Apostle Sean Darakjy is the founder and spiritual shepherd of Liberties Temple Comrades of Christ, a vessel chosen by God to deliver a burning, uncompromising gospel for our age. His journey did not begin in the halls of religious power, but in the trenches of a world ravaged by systemic sin. For years, Sean walked within the confines of mainstream Christianity, his spirit increasingly troubled by a profound and irreconcilable contradiction: how could a faith that worships a homeless, crucified Messiah so comfortably bless a system that creates billionaires while the masses starve?

The answer came not from a seminary or a commentary, but as a direct, world-shattering revelation from the living God. In that divine encounter, the scales fell from his eyes, and he saw the modern church for what it had become: a whitewashed tomb, an opium for the people, a complicit partner in the very structures of oppression that Christ came to destroy. God commanded him to cast off the chains of this fake, bourgeois Christianity and to rebuild the foundation of the faith upon the rock of revolutionary love and material justice.

Obeying this heavenly mandate, Our Apostle disavowed the comfortable pews and compromised gospels of his past. He became an outcast for the Kingdom, armed with a sword of scripture that cuts to the heart of class struggle. He founded Liberties Temple not as a building, but as a movement—a disciplined cadre of believers committed to living out the radical communism of the early church. He is a prophet in the truest sense, crying out in the wilderness of late-stage capitalism, calling the oppressed to solidarity and the comfortable to repentance.
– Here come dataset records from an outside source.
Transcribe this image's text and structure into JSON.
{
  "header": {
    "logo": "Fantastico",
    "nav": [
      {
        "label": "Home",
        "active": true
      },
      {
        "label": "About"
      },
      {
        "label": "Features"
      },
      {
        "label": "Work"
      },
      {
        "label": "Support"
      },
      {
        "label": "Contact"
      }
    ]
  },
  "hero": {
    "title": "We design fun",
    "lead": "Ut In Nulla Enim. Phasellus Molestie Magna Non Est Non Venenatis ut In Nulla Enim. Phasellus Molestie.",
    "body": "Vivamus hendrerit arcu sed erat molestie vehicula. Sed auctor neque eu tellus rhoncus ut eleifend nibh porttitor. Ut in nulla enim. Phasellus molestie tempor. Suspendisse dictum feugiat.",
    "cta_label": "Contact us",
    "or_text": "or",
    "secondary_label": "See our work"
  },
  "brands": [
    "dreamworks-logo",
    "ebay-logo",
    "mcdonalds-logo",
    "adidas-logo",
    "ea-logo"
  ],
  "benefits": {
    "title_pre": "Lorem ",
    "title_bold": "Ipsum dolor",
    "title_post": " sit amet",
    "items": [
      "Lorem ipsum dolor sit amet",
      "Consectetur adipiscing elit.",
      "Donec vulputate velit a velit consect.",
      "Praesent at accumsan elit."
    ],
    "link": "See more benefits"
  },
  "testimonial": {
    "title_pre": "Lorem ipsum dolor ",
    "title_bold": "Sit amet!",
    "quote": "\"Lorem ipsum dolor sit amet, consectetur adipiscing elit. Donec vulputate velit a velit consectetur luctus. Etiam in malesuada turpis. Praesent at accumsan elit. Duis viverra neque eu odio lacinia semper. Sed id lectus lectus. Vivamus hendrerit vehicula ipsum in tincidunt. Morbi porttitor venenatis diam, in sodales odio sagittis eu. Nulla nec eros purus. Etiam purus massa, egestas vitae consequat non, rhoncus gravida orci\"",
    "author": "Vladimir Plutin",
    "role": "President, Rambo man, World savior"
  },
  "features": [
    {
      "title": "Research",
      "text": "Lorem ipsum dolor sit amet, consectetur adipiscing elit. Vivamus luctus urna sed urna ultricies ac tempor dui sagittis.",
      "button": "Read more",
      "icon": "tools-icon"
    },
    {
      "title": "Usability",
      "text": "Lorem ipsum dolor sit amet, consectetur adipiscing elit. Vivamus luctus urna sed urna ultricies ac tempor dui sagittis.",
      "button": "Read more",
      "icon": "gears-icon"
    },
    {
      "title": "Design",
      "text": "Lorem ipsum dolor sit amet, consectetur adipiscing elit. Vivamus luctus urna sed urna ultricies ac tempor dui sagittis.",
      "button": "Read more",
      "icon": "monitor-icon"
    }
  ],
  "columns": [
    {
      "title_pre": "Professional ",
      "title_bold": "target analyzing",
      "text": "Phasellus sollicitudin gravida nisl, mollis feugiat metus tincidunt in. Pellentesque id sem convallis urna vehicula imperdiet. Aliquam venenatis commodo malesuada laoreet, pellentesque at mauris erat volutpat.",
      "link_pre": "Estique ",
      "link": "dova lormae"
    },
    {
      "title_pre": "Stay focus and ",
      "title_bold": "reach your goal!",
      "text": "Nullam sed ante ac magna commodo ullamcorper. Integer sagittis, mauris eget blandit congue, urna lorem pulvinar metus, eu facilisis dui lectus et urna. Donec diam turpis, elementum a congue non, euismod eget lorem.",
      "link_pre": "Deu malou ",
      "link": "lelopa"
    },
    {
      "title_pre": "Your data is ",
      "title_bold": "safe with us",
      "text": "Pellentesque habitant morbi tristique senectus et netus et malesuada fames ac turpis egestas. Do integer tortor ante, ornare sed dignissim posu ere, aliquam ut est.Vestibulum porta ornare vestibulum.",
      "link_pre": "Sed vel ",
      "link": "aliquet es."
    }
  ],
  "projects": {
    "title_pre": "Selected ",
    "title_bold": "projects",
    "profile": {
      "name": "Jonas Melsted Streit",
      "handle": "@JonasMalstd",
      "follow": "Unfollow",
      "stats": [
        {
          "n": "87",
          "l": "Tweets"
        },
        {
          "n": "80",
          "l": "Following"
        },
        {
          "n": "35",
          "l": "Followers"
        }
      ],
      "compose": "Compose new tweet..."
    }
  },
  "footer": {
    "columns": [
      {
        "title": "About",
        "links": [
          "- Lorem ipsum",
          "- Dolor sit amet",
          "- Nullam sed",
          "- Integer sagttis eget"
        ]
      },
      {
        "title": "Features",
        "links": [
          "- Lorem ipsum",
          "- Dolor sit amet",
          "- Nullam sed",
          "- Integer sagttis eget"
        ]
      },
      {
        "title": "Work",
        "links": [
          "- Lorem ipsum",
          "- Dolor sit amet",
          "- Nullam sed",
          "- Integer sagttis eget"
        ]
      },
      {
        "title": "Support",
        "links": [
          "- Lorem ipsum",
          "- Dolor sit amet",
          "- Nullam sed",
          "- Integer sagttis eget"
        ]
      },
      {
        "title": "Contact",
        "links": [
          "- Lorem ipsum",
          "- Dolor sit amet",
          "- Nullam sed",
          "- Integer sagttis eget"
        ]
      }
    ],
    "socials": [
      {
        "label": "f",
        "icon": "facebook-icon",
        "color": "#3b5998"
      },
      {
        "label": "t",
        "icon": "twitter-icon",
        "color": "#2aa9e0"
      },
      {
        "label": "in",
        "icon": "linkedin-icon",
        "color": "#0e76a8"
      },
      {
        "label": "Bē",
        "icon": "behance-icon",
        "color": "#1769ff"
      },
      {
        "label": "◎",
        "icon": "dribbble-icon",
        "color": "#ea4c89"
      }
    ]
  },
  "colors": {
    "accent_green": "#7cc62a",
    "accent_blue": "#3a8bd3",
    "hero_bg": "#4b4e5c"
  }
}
His leadership is not one of top-down authority, but of first-in-line servitude. He is the first to arrive at a food distribution, the first to lend a hand to the Proletarian Hammer & Sickle, and the first voice to rise in the Voice of the Proletariat, singing of the coming liberation. Our Apostle is a living testament that the path of Christ is not one of personal piety but of collective rebellion, and that the true church is not a monument to tradition, but a weapon in the hands of the poor, forged to build the Kingdom of God right here, right now, on the ashes of the old world.